It's been a decade since tens of thousands of Israelis poured into the streets across Israel to vent their anger at the high costs of living and the government's unwillingness to improve the situation.
Back then, the crowds were angry that prices for basic amenities were high and that housing costs were beyond reach. They called on the government to make them more affordable.
Fit for High Society Only
But ten years down the line, the majority of Israelis are still struggling to purchase homes.
According to recent data, property prices have gone up by 55 percent since the so-called socio-economic protests of 2011. The past year registered a spike of 5.6 percent, with Tel Aviv not only becoming one of Israel's most expensive cities but also the fifth-priciest location in the world.
Professor Danny Ben-Shahar, director of the Alrov Institute for Real Estate Research at Tel Aviv University, has been following these trends for years, and he says the situation is more complex than leading headlines might suggest.
"If we compare Tel Aviv to other super cities, it is as unaffordable as other leading locations, and only the cream of high society can afford property there. But as as you move farther away from it, prices become more and more affordable".
Today, prices for a three-bedroom apartment in Tel Aviv start at slightly more than a million dollars. A similar property in the north or the south of the country would be fifty percent cheaper, if not more. Yet, in a country where the minimum wage stands at $1,600 per month, and where banks require an equity of 25 percent of the total value of the property in question, even such a discount would be unaffordable for many Israelis.
Roots of the Problem
It has not always been this way. In the 1940s and 1950s, flats in Israel were quite affordable and stood at roughly $122,000 for three-bedroom apartments. In 1978, they started going up but the outbreak of the Second Intifada, coupled with a big surplus of new properties brought prices down, and they remained relatively low until 2008.
Since then, prices in Israel have continued to soar and Ben-Shahar pins the spike on a number of factors.
"The interest of banks has become lower and that allowed many people to purchase flats. Mortgages have become more affordable too and investors eyed real estate as an attractive option".
Israel's rapidly growing population has also contributed to the rise in prices. In 2008, there were 7.3 million citizens in Israel. Today, the total number stands at more than 9 million and projections are that by 2040 the country will be home to 12.8 million.
To accommodate all these people, Israel needs to build extensively but with the population growing by two percent annually, construction companies are struggling to deliver and as a result prices go up, while people continue to vent their frustration with the government.
It is not that Israeli governments haven't done anything to change the situation.
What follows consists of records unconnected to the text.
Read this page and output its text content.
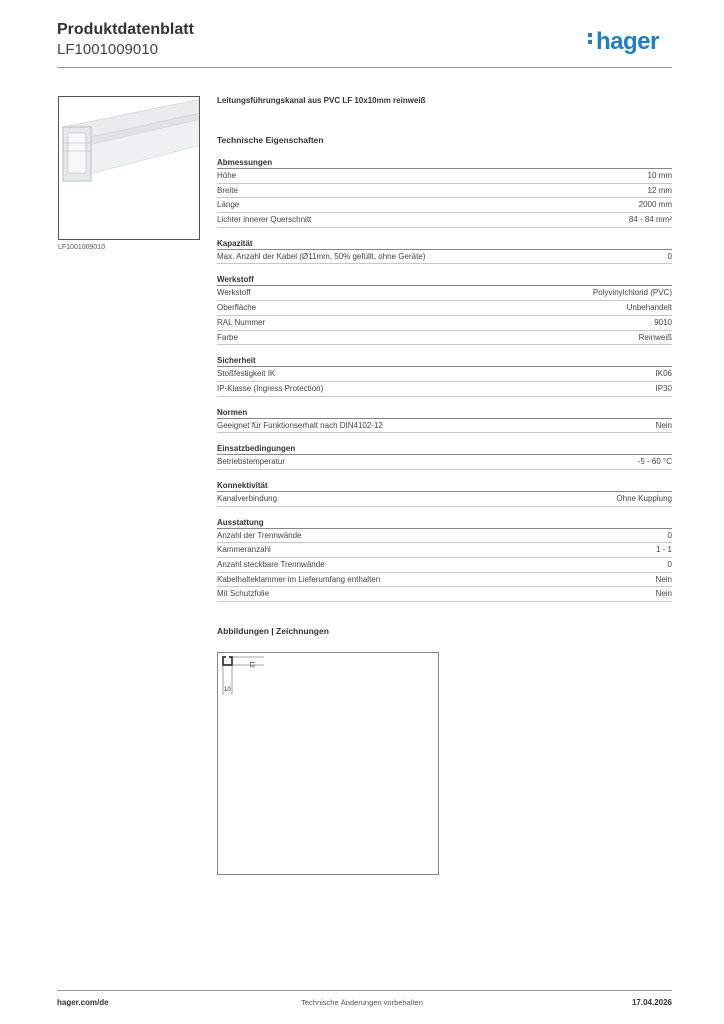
Produktdatenblatt
LF1001009010	hager
LF1001009010
Leitungsführungskanal aus PVC LF 10x10mm reinweiß
Technische Eigenschaften
Abmessungen
Höhe	10 mm
Breite	12 mm
Länge	2000 mm
Lichter innerer Querschnitt	84 - 84 mm²
Kapazität
Max. Anzahl der Kabel (Ø11mm, 50% gefüllt, ohne Geräte)	0
Werkstoff
Werkstoff	Polyvinylchlorid (PVC)
Oberfläche	Unbehandelt
RAL Nummer	9010
Farbe	Reinweiß
Sicherheit
Stoßfestigkeit IK	IK06
IP-Klasse (Ingress Protection)	IP30
Normen
Geeignet für Funktionserhalt nach DIN4102-12	Nein
Einsatzbedingungen
Betriebstemperatur	-5 - 60 °C
Konnektivität
Kanalverbindung	Ohne Kupplung
Ausstattung
Anzahl der Trennwände	0
Kammeranzahl	1 - 1
Anzahl steckbare Trennwände	0
Kabelhalteklammer im Lieferumfang enthalten	Nein
Mit Schutzfolie	Nein
Abbildungen | Zeichnungen
12
10
hager.com/de	Technische Änderungen vorbehalten	17.04.2026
Over the years, the Jewish state has tried to address the issue on a number of occasions, putting forward a number of reforms and initiatives.
One such initiative was an attempt to turn Israel's Land Authority, which controls 93 percent of all the country's land and is known for its complex bureaucracy, into a more accessible body that would make the buying process much easier.
Another initiative promised free land to soldiers, who completed their service in IDF combat units, and yet another one vowed to give grants of $18,000 to those, who would purchase properties in the periphery.
"[Various governments] used different tools. They tried to increase taxes for investors, and they launched the Buyer's Price Programme aimed at selling land to entrepreneurs for discounted prices so that they in turn could offer them at affordable rates to the general public".
But that came at a price. According to some estimates, the programme, popular with the general public, has cost Israel some $2.4 billion, and that (together with other flaws in the initiative) has prompted some Israeli experts to call it a failure.
Such failures have also been observed in other reforms and initiatives and while the government hasn't put forward any new plans yet, real estate prices continue to climb.
The new Minister of Housing and Construction Zeev Elkin recently promised to change the trend. Just like many before him, he vowed he would do everything it takes to make housing more affordable.
Although Ben-Shahar doesn't know what the new government under Prime Minister Naftali Bennett is planning to do, he does believe that the situation is reversible.
"The state needs to get involved because the market has failed to resolve the crisis. The state owns the land and it acts as a regulator through which all plans pass. Therefore, it should be the one that provides enough land for construction, it needs to relax regulations that make the process long and laborious, it needs to develop the periphery, and connect it with the centre. It is doable. It is in the hands of the government".